I am a student from Bangladesh, and greatly appreciate your effort in making crucial information available to aspiring philosophers. If I was privileged to waste a bit more of your precious time, I would have asked you a question regarding the value of a distance learning degree in philosophy.
I am very passionate about philosophy, but I had a break in my education. Now I want to resume my studies, but am confused about whether to get admitted into a local philosophy program in a Bangladeshi university, or get a distance learning degree such as the BA Philosophy program offered by University of London International Programmes (academically directed by Birkbeck College).

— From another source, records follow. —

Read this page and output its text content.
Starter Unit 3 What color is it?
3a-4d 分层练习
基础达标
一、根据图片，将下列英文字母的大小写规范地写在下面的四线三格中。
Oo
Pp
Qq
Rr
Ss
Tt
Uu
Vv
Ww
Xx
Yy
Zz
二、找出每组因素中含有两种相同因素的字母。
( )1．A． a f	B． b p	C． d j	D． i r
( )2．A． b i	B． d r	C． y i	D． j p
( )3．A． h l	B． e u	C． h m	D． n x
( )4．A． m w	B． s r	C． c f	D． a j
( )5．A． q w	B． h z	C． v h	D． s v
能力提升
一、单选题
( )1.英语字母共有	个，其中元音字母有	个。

Which option would provide me a better prospect of gaining admission to a PhD or atcleast a terminal MA program in the USA or Canada? I know there is an issue about getting recommendations through distance education but some universities, such as San Francisco State University don't require recommendations for admission to their terminal MA programs. Is a good distance learning program looked upon more favorably than a degree from a top university in a third world country?